Quedaban una vez por semana para comer y desayunaban juntos todos los días. No les importaba en absoluto los cuchicheos de la oficina que se fueron extendiendo como agua derramada. A las preguntas de Isabel, que era la única que se atrevía a hablarle del tema, Claudia contestaba invariablemente: “Somos amigos”. El tiempo que estaban juntos se les iba volando. Comentaban los incidentes del trabajo, las travesuras de los hijos, los progresos con el psicólogo, pero nunca hablaban de la mujer de Diego, era una norma tácita. Al principio, Claudia se desahogaba contándole las impertinencias que tenía que sufrir de Juan, pero, al cabo de poco tiempo, ya ni lo nombraba. Fue tan repentino como su desaparición. Rompió con Loli el día de su cumpleaños, siempre dejando huellas imborrables. Nadie supo porqué. Loli, casi sin poder pronunciar las palabras debido al sofocón, relataba que se lo encontró en el bar de siempre con la cara morada todavía de los golpes de una pelea que, según le explicó someramente Juan, había tenido con dos gorilas de discoteca. A parte de eso y de que, en la reyerta, le destrozaron la moto, no le dio más explicaciones respecto a la ruptura: se había cansado de ella y no quería volverla a ver. El padre de Loli y Claudia lo celebraron tanto como ella lo lloró.

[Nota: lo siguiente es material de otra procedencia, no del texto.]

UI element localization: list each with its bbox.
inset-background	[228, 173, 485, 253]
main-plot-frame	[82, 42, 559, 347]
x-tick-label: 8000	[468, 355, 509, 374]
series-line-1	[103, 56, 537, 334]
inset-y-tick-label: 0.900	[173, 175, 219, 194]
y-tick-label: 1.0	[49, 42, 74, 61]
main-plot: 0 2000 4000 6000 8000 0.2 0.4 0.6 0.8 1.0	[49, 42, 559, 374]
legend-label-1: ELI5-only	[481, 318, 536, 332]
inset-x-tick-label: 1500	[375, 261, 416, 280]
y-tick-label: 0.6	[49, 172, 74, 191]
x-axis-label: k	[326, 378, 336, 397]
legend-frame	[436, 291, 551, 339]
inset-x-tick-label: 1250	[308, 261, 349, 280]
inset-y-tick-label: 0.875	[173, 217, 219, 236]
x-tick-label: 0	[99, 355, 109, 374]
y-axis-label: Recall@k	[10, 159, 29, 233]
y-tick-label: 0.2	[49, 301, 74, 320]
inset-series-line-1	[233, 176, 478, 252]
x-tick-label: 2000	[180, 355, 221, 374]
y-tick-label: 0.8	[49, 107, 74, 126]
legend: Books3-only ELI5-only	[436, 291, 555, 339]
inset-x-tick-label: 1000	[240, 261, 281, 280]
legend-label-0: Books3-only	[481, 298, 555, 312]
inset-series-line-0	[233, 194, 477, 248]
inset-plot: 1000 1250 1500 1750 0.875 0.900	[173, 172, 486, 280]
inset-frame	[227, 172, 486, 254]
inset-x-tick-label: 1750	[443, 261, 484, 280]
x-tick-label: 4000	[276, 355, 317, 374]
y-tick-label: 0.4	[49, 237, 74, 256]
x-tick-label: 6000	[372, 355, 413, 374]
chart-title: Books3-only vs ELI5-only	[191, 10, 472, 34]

Así pasaron los meses, hasta que llegó el verano. El mes de julio, Diego se fue de vacaciones con su familia. La primera semana, Claudia notó su ausencia como una piedrecita en el zapato, pero a partir de la segunda, no era capaz de concentrarse sin escuchar su voz, sin saberse observada por aquellos ojos. Por primera vez en muchos meses, echaba de menos el tacto de un hombre, el roce de sus labios en la mejilla. Creyó que no lo podría resistir. Llegó el uno de agosto, ahora le tocaba disfrutar a ella su descanso anual. Demasiado inquieta para esperar un mes más, se acercó a la cafetería donde desayunaban cada día los funcionarios del Ayuntamiento y lo esperó. Lo vio entrar, tan rubio y moreno por el sol que sus ojos todavía parecían más azules, más eternos. Esperó que su voz no se hubiera vuelto más profunda por efecto del sol, pues sus oídos no podrían resistirlo.
- Hola, Diego. ¿Cómo han ido las vacaciones? –intentó tapar su impaciencia detrás de una gran sonrisa.
- ¡Claudia!
Se acercaron y reprimieron muestras de afecto mutuas, conscientes de ser observados. Se limitaron a sentarse en una mesa y desayunar.
- Te echado mucho de menos –susurró Claudia.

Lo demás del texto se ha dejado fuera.